What’s better? A no-fee balance transfer card or 0 APR balance transfer card?

The type of balance transfer card that’s best for you depends on how much debt you’re transferring and how long you need to pay off the balance. Balance transfer cards with a balance transfer fee tend to have longer intro APR periods. This can help you pay less per month over a longer period, albeit at the price of the balance transfer fee tagged onto the balance.

If you’re looking to pay off that transferred debt as soon as possible, a no-fee balance transfer card is the most effective way to do so as long as you can make the higher monthly payments.

Are there any credit card offers with 0% interest and no balance transfer fees?

Yes. While rare, there are some balance transfer cards that offer both. The Amex Everyday, for example, features a 15-month 0% intro APR on balance transfers and no balance transfer fee provided you make your transfer within 60 days of account opening.

Also, some balance transfer cards will offer a no-fee period as part of a limited-time welcome offer, so keep an eye out for any potential deals.

How to get approved for a card with no balance transfer fee and 0% APR on balance transfers

If you want to qualify for a card with no balance transfer fees and 0% APR on balance transfer, you’ll need good to excellent credit. If you’re unsure whether you qualify, check whether your preferred card choice allows for pre-qualification. And if you need help raising your credit score, check out some simple credit-building tips to give your credit score a boost.

Potential no-fee balance transfer card mistakes

To stay out of trouble with no-fee balance transfer cards, avoid these common mistakes.

Defaulting on payments

Even with a 0% interest rate on balance transfers, you’re required to make monthly payments.

Missing monthly payments can lead to painful consequences. Not only will your credit score go down, but you could also be subject to a penalty rate.

This means:

  • You may immediately lose your nice 0% interest rate.
  • Your interest rate may shoot up to as high as 29.99%.

You can avoid an unfortunate credit card fate by staying vigilant with your payments.

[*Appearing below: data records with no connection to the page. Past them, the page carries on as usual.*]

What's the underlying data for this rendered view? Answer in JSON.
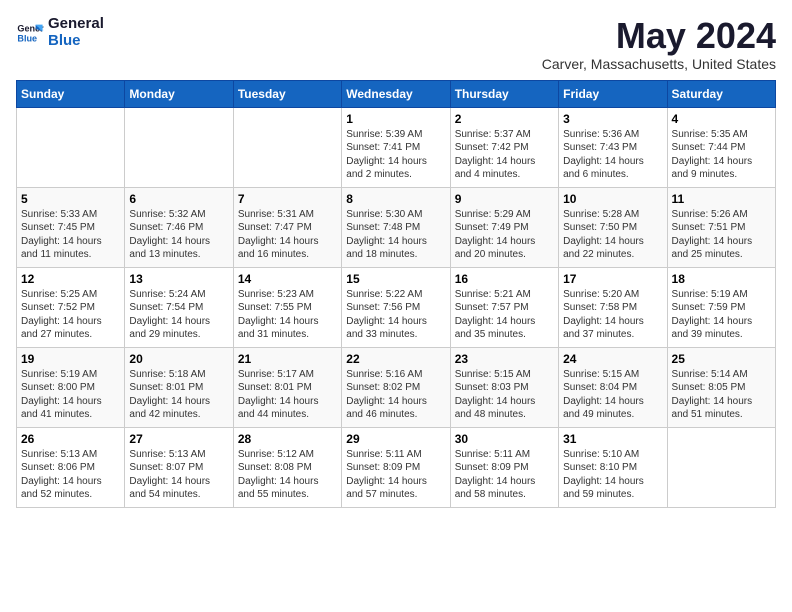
{
  "header": {
    "logo_line1": "General",
    "logo_line2": "Blue",
    "month_title": "May 2024",
    "location": "Carver, Massachusetts, United States"
  },
  "days_of_week": [
    "Sunday",
    "Monday",
    "Tuesday",
    "Wednesday",
    "Thursday",
    "Friday",
    "Saturday"
  ],
  "weeks": [
    [
      {
        "day": "",
        "info": ""
      },
      {
        "day": "",
        "info": ""
      },
      {
        "day": "",
        "info": ""
      },
      {
        "day": "1",
        "info": "Sunrise: 5:39 AM\nSunset: 7:41 PM\nDaylight: 14 hours\nand 2 minutes."
      },
      {
        "day": "2",
        "info": "Sunrise: 5:37 AM\nSunset: 7:42 PM\nDaylight: 14 hours\nand 4 minutes."
      },
      {
        "day": "3",
        "info": "Sunrise: 5:36 AM\nSunset: 7:43 PM\nDaylight: 14 hours\nand 6 minutes."
      },
      {
        "day": "4",
        "info": "Sunrise: 5:35 AM\nSunset: 7:44 PM\nDaylight: 14 hours\nand 9 minutes."
      }
    ],
    [
      {
        "day": "5",
        "info": "Sunrise: 5:33 AM\nSunset: 7:45 PM\nDaylight: 14 hours\nand 11 minutes."
      },
      {
        "day": "6",
        "info": "Sunrise: 5:32 AM\nSunset: 7:46 PM\nDaylight: 14 hours\nand 13 minutes."
      },
      {
        "day": "7",
        "info": "Sunrise: 5:31 AM\nSunset: 7:47 PM\nDaylight: 14 hours\nand 16 minutes."
      },
      {
        "day": "8",
        "info": "Sunrise: 5:30 AM\nSunset: 7:48 PM\nDaylight: 14 hours\nand 18 minutes."
      },
      {
        "day": "9",
        "info": "Sunrise: 5:29 AM\nSunset: 7:49 PM\nDaylight: 14 hours\nand 20 minutes."
      },
      {
        "day": "10",
        "info": "Sunrise: 5:28 AM\nSunset: 7:50 PM\nDaylight: 14 hours\nand 22 minutes."
      },
      {
        "day": "11",
        "info": "Sunrise: 5:26 AM\nSunset: 7:51 PM\nDaylight: 14 hours\nand 25 minutes."
      }
    ],
    [
      {
        "day": "12",
        "info": "Sunrise: 5:25 AM\nSunset: 7:52 PM\nDaylight: 14 hours\nand 27 minutes."
      },
      {
        "day": "13",
        "info": "Sunrise: 5:24 AM\nSunset: 7:54 PM\nDaylight: 14 hours\nand 29 minutes."
      },
      {
        "day": "14",
        "info": "Sunrise: 5:23 AM\nSunset: 7:55 PM\nDaylight: 14 hours\nand 31 minutes."
      },
      {
        "day": "15",
        "info": "Sunrise: 5:22 AM\nSunset: 7:56 PM\nDaylight: 14 hours\nand 33 minutes."
      },
      {
        "day": "16",
        "info": "Sunrise: 5:21 AM\nSunset: 7:57 PM\nDaylight: 14 hours\nand 35 minutes."
      },
      {
        "day": "17",
        "info": "Sunrise: 5:20 AM\nSunset: 7:58 PM\nDaylight: 14 hours\nand 37 minutes."
      },
      {
        "day": "18",
        "info": "Sunrise: 5:19 AM\nSunset: 7:59 PM\nDaylight: 14 hours\nand 39 minutes."
      }
    ],
    [
      {
        "day": "19",
        "info": "Sunrise: 5:19 AM\nSunset: 8:00 PM\nDaylight: 14 hours\nand 41 minutes."
      },
      {
        "day": "20",
        "info": "Sunrise: 5:18 AM\nSunset: 8:01 PM\nDaylight: 14 hours\nand 42 minutes."
      },
      {
        "day": "21",
        "info": "Sunrise: 5:17 AM\nSunset: 8:01 PM\nDaylight: 14 hours\nand 44 minutes."
      },
      {
        "day": "22",
        "info": "Sunrise: 5:16 AM\nSunset: 8:02 PM\nDaylight: 14 hours\nand 46 minutes."
      },
      {
        "day": "23",
        "info": "Sunrise: 5:15 AM\nSunset: 8:03 PM\nDaylight: 14 hours\nand 48 minutes."
      },
      {
        "day": "24",
        "info": "Sunrise: 5:15 AM\nSunset: 8:04 PM\nDaylight: 14 hours\nand 49 minutes."
      },
      {
        "day": "25",
        "info": "Sunrise: 5:14 AM\nSunset: 8:05 PM\nDaylight: 14 hours\nand 51 minutes."
      }
    ],
    [
      {
        "day": "26",
        "info": "Sunrise: 5:13 AM\nSunset: 8:06 PM\nDaylight: 14 hours\nand 52 minutes."
      },
      {
        "day": "27",
        "info": "Sunrise: 5:13 AM\nSunset: 8:07 PM\nDaylight: 14 hours\nand 54 minutes."
      },
      {
        "day": "28",
        "info": "Sunrise: 5:12 AM\nSunset: 8:08 PM\nDaylight: 14 hours\nand 55 minutes."
      },
      {
        "day": "29",
        "info": "Sunrise: 5:11 AM\nSunset: 8:09 PM\nDaylight: 14 hours\nand 57 minutes."
      },
      {
        "day": "30",
        "info": "Sunrise: 5:11 AM\nSunset: 8:09 PM\nDaylight: 14 hours\nand 58 minutes."
      },
      {
        "day": "31",
        "info": "Sunrise: 5:10 AM\nSunset: 8:10 PM\nDaylight: 14 hours\nand 59 minutes."
      },
      {
        "day": "",
        "info": ""
      }
    ]
  ]
}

Getting hit with late fees

Beyond potentially receiving a penalty interest rate for defaulting on payments, you might also pay late fees, which can run up to $35.

To avoid missing payments, consider setting up automatic payments if your card provider allows them.

Transferring balances after the intro fee period ends

Unfortunately, the “no fee” part of “no-fee balance transfer cards” sometimes expires. You may pay nothing on balance transfer fees for a set time following your account opening. After that, you’ll have to start paying fees. To avoid surprise balance transfer fees, read your card’s fine print to see if and when your no-fee promotion ends.

Making more purchases with the card

Moving your debt to a no-fee balance transfer card — especially one with a 0% APR promo — is a fresh start. Namely, it’s a golden opportunity to pay off your debt while it’s not burdened by heavy interest rates. If you can, try to avoid adding more debt to your card with new purchases.

Bottom line

Research is key when it comes to getting a balance transfer credit card. Your individual financial wellness will dictate what is or isn’t right for you, so take the time to evaluate where you’re at and what options make the most sense. Your debt doesn’t define you, but it’ll be a great day when you get out from under it.